Ce qu'il faut retenir
  • 95 % des cloques proviennent d'une mauvaise préparation du support — le traitement de la cause (humidité, support farinant, incompatibilité chimique) avant toute repeinture est la seule solution durable.
  • Le test du perçage permet d'identifier la nature du cloquage : cloque sèche (cause thermique), cloque humide (infiltration active) ou cloque avec poudre blanche (remontées capillaires nécessitant un traitement structurel en profondeur).
  • L'hygrométrie critique pour l'application se situe en réalité à 70 % (et non 80 % comme souvent mentionné) — au-delà, l'eau contenue dans l'air pénètre la peinture fraîche et provoque directement des cloques.
  • La peinture siloxane microporeuse (15 à 20 ans de durée de vie), combinée à une sous-couche acrylique, est le choix recommandé pour les façades exposées au climat humide de la province de Namur.

Le mécanisme caché derrière une peinture de façade qui cloque

Le cloquage — aussi appelé « bullage » — correspond à une perte d'adhérence localisée du film de peinture. Le mécanisme est toujours le même : la surface du film sèche en premier et forme une barrière imperméable, tandis que l'intérieur contient encore des solvants ou de l'humidité. Ces substances exercent une pression pour s'échapper vers l'extérieur.
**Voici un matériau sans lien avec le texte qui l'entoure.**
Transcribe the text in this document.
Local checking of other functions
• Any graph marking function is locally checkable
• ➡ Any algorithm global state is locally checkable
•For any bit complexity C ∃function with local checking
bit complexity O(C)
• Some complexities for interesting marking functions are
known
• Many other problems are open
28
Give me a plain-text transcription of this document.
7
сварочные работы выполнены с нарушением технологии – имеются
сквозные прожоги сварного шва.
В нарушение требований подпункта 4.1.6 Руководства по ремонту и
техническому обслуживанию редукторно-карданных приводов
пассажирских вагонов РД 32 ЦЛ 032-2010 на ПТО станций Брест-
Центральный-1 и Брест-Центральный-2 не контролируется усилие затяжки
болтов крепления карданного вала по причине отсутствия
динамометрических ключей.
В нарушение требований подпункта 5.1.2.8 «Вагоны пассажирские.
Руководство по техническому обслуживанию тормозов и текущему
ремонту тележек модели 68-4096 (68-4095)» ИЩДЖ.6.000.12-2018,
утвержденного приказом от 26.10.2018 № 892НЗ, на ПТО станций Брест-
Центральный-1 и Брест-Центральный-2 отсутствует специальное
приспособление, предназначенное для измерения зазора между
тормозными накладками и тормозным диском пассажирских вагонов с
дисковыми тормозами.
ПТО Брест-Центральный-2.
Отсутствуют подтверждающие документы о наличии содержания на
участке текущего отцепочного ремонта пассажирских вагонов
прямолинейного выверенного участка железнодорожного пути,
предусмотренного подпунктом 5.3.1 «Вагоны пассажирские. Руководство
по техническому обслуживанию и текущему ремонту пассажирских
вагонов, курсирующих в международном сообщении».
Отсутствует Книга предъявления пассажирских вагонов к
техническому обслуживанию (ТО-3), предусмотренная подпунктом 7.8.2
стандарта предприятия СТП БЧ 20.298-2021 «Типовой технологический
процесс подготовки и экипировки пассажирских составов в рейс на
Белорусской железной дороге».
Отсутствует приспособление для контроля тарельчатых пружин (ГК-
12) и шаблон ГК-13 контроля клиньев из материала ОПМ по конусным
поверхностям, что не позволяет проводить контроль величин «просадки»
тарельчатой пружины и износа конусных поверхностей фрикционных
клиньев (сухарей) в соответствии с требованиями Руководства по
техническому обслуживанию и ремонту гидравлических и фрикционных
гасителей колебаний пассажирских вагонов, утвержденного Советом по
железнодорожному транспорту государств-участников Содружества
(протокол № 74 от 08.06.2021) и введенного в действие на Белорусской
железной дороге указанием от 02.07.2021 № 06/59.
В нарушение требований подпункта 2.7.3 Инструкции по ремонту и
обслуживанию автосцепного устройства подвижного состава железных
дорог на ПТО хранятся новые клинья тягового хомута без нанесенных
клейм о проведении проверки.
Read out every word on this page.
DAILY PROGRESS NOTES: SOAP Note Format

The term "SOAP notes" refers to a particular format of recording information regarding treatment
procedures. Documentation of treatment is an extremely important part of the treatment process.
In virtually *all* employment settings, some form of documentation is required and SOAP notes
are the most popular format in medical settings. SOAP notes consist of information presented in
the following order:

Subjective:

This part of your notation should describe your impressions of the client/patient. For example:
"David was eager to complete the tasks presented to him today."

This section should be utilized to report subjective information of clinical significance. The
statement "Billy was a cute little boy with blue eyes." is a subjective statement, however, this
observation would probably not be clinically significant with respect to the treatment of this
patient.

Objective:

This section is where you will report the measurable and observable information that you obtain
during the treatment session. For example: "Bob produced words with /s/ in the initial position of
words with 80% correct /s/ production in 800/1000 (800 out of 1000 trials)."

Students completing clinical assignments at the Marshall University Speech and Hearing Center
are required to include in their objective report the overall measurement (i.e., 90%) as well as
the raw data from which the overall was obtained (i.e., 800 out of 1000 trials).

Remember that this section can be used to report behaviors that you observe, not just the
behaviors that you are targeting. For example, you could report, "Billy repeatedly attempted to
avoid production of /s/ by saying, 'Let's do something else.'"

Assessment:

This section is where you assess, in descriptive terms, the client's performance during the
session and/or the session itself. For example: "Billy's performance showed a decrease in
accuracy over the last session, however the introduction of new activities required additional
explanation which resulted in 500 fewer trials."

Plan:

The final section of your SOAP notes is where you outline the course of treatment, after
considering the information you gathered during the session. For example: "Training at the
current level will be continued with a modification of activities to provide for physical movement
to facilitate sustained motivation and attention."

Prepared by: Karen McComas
Résultat : le film se soulève là où le lien avec le support est rompu, créant ces boursouflures caractéristiques. Imaginez une bulle d'air sous un autocollant : le principe est exactement le même, à ceci près que la pression vient de la vapeur d'eau, des solvants mal évacués ou de l'air piégé derrière le revêtement.

Causes fréquentes du cloquage : pourquoi votre façade se soulève

Avant de saisir un pinceau, il est capital d'identifier l'origine du problème. Voici les causes les plus courantes qui expliquent pourquoi une peinture de façade extérieure cloque.

L'humidité résiduelle, première responsable

L'humidité résiduelle dans le support est la première responsable. Un mur peut paraître sec au toucher tout en contenant encore de l'eau après un lessivage abondant, un dégât des eaux, un enduit récent ou une infiltration ancienne. Peindre dans ces conditions, c'est enfermer l'humidité sous le film — et lui garantir qu'elle se manifestera tôt ou tard. Les maisons construites avant les années 1970 sont particulièrement exposées à ce risque : elles sont dépourvues de barrière étanche en pied de mur, ce qui les rend structurellement vulnérables aux remontées capillaires — un problème préexistant dont l'artisan ne peut être tenu responsable, à condition qu'il n'ait pas peint sur un support visiblement humide sans alerter le client.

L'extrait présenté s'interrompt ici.